Dopo sei anni di accuse, un periodo
agli arresti domiciliari e due gradi di giudizio un cuneese è
stato assolto dalle imputazioni di violenza sessuale sulla
figlia e di maltrattamenti sulla moglie. La sentenza del
tribunale di Cuneo è stata confermata a Torino dalla Corte
d'appello nonostante una richiesta di condanna a 6 anni e 8 mesi
di reclusione presentata dalla procura generale. Secondo gli
avvocati difensori, Maurizio Riverditi e Lucilla Amerio, la
vicenda "pone l'accento sulla necessità di processi penali che
rispettino non solo le regole formali, ma anche i diritti delle
persone coinvolte". "Questo - aggiungono - non è soltanto un
caso risolto, ma un invito a ripensare il modo in cui la
giustizia accompagna chi si trova ad esserne protagonista".

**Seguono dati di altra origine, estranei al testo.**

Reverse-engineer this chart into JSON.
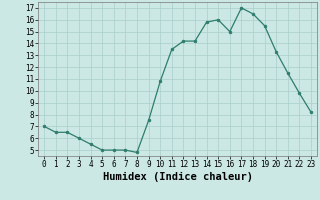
{
  "x": [
    0,
    1,
    2,
    3,
    4,
    5,
    6,
    7,
    8,
    9,
    10,
    11,
    12,
    13,
    14,
    15,
    16,
    17,
    18,
    19,
    20,
    21,
    22,
    23
  ],
  "y": [
    7,
    6.5,
    6.5,
    6,
    5.5,
    5,
    5,
    5,
    4.8,
    7.5,
    10.8,
    13.5,
    14.2,
    14.2,
    15.8,
    16,
    15,
    17,
    16.5,
    15.5,
    13.3,
    11.5,
    9.8,
    8.2
  ],
  "line_color": "#2e7d6e",
  "marker": "o",
  "marker_size": 2,
  "bg_color": "#cce8e4",
  "grid_color": "#aacfcb",
  "xlabel": "Humidex (Indice chaleur)",
  "ylim": [
    4.5,
    17.5
  ],
  "xlim": [
    -0.5,
    23.5
  ],
  "yticks": [
    5,
    6,
    7,
    8,
    9,
    10,
    11,
    12,
    13,
    14,
    15,
    16,
    17
  ],
  "xticks": [
    0,
    1,
    2,
    3,
    4,
    5,
    6,
    7,
    8,
    9,
    10,
    11,
    12,
    13,
    14,
    15,
    16,
    17,
    18,
    19,
    20,
    21,
    22,
    23
  ],
  "tick_label_fontsize": 5.5,
  "xlabel_fontsize": 7.5,
  "title": ""
}
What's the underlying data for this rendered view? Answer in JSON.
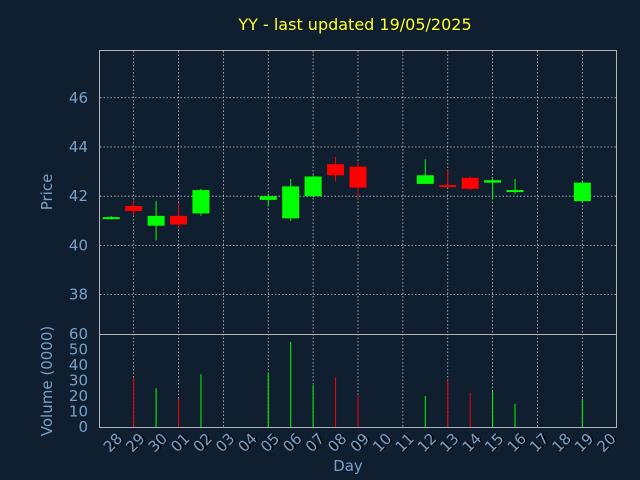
{
  "chart_data": {
    "title": "YY - last updated 19/05/2025",
    "price_panel": {
      "type": "candlestick",
      "ylabel": "Price",
      "ylim": [
        36.4,
        47.9
      ],
      "yticks": [
        38,
        40,
        42,
        44,
        46
      ]
    },
    "volume_panel": {
      "type": "bar",
      "ylabel": "Volume (0000)",
      "ylim": [
        0,
        60
      ],
      "yticks": [
        0,
        10,
        20,
        30,
        40,
        50,
        60
      ]
    },
    "xlabel": "Day",
    "categories": [
      "28",
      "29",
      "30",
      "01",
      "02",
      "03",
      "04",
      "05",
      "06",
      "07",
      "08",
      "09",
      "10",
      "11",
      "12",
      "13",
      "14",
      "15",
      "16",
      "17",
      "18",
      "19",
      "20"
    ],
    "candles": [
      {
        "day": "28",
        "open": 41.1,
        "high": 41.2,
        "low": 41.05,
        "close": 41.15,
        "volume": 0
      },
      {
        "day": "29",
        "open": 41.6,
        "high": 41.85,
        "low": 41.2,
        "close": 41.4,
        "volume": 32
      },
      {
        "day": "30",
        "open": 40.8,
        "high": 41.8,
        "low": 40.2,
        "close": 41.2,
        "volume": 25
      },
      {
        "day": "01",
        "open": 41.2,
        "high": 41.7,
        "low": 40.7,
        "close": 40.85,
        "volume": 18
      },
      {
        "day": "02",
        "open": 41.3,
        "high": 42.3,
        "low": 41.2,
        "close": 42.25,
        "volume": 34
      },
      {
        "day": "05",
        "open": 41.85,
        "high": 42.1,
        "low": 41.6,
        "close": 42.0,
        "volume": 35
      },
      {
        "day": "06",
        "open": 41.1,
        "high": 42.7,
        "low": 41.0,
        "close": 42.4,
        "volume": 55
      },
      {
        "day": "07",
        "open": 42.0,
        "high": 42.85,
        "low": 41.95,
        "close": 42.8,
        "volume": 27
      },
      {
        "day": "08",
        "open": 43.3,
        "high": 43.6,
        "low": 42.6,
        "close": 42.85,
        "volume": 32
      },
      {
        "day": "09",
        "open": 43.2,
        "high": 43.4,
        "low": 41.9,
        "close": 42.35,
        "volume": 20
      },
      {
        "day": "12",
        "open": 42.5,
        "high": 43.5,
        "low": 42.5,
        "close": 42.85,
        "volume": 20
      },
      {
        "day": "13",
        "open": 42.45,
        "high": 43.1,
        "low": 42.4,
        "close": 42.4,
        "volume": 30
      },
      {
        "day": "14",
        "open": 42.75,
        "high": 42.8,
        "low": 42.25,
        "close": 42.3,
        "volume": 22
      },
      {
        "day": "15",
        "open": 42.55,
        "high": 42.7,
        "low": 41.9,
        "close": 42.65,
        "volume": 23
      },
      {
        "day": "16",
        "open": 42.2,
        "high": 42.7,
        "low": 42.1,
        "close": 42.25,
        "volume": 15
      },
      {
        "day": "19",
        "open": 41.8,
        "high": 42.6,
        "low": 41.75,
        "close": 42.55,
        "volume": 18
      }
    ],
    "colors": {
      "background": "#0f1f2f",
      "up": "#00ff00",
      "down": "#ff0000",
      "title": "#ffff33",
      "axis_text": "#7aa0c8",
      "grid": "#c8c8c8"
    },
    "grid": true
  }
}
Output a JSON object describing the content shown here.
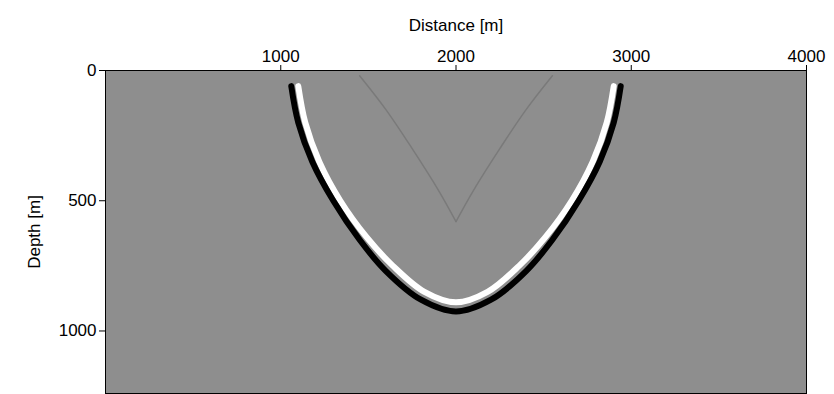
{
  "chart_data": {
    "type": "line",
    "x_label": "Distance [m]",
    "y_label": "Depth [m]",
    "xlim": [
      0,
      4000
    ],
    "xticks": [
      1000,
      2000,
      3000,
      4000
    ],
    "ylim": [
      0,
      1240
    ],
    "yticks": [
      0,
      500,
      1000
    ],
    "series": [
      {
        "color": "#ffffff",
        "line_style": "solid",
        "x": [
          1100,
          1140,
          1220,
          1340,
          1490,
          1640,
          1820,
          2000,
          2180,
          2360,
          2510,
          2660,
          2780,
          2860,
          2900
        ],
        "values": [
          60,
          200,
          350,
          500,
          640,
          750,
          850,
          890,
          850,
          750,
          640,
          500,
          350,
          200,
          60
        ]
      },
      {
        "color": "#000000",
        "line_style": "solid",
        "x": [
          1060,
          1100,
          1180,
          1300,
          1450,
          1600,
          1800,
          2000,
          2200,
          2400,
          2550,
          2700,
          2820,
          2900,
          2940
        ],
        "values": [
          60,
          200,
          350,
          500,
          650,
          770,
          880,
          925,
          880,
          770,
          650,
          500,
          350,
          200,
          60
        ]
      },
      {
        "color": "#7a7a7a",
        "line_style": "thin",
        "x": [
          1450,
          1600,
          1750,
          1900,
          2000
        ],
        "values": [
          20,
          150,
          300,
          460,
          580
        ]
      },
      {
        "color": "#7a7a7a",
        "line_style": "thin",
        "x": [
          2550,
          2400,
          2250,
          2100,
          2000
        ],
        "values": [
          20,
          150,
          300,
          460,
          580
        ]
      }
    ]
  }
}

Riverditi è docente nel dipartimento di giurisprudenza
dell'Università di Torino.
"La giustizia ha fatto il suo corso ma questi anni non mi
verranno mai restituiti", ha dichiarato l'uomo, che si è sempre
professato innocente. Nel corso del processo d'appello la
procura generale aveva chiesto e ottenuto di svolgere una nuova
serie di accertamenti. La perizia tecnica sulla capacità della
figlia, oggi maggiorenne, ha confermato l'esito di primo grado:
la ragazza, a causa di una condizione di fragilità psicologica,
non era in grado di testimoniare in modo autonomo. Secondo la
difesa, inoltre, le dichiarazioni della madre sono risultate
"incoerenti e contraddittorie". Nonostante questo la pubblica
accusa "ha insistito con una condanna severa". "Ogni
procedimento - spiegano Riverditi e Amerio - richiede equilibrio
e senso di responsabilità da parte di tutti gli attori
coinvolti. La ricerca della verità non può ignorare la necessità
di tutelare la dignità dell'imputato e prevenire sofferenze
sproporzionate. Questi principi sono fondamentali per preservare
il valore e la credibilità della giustizia". "Qui - sottolinea
il professore - la doppia assoluzione, raggiunta nonostante una
richiesta di condanna così elevata, solleva domande
sull'equilibrio tra accertamento della verità e tutela umana. Un
sistema giustizia deve saper bilanciare entrambe le esigenze,
senza trasformare il processo stesso in una pena".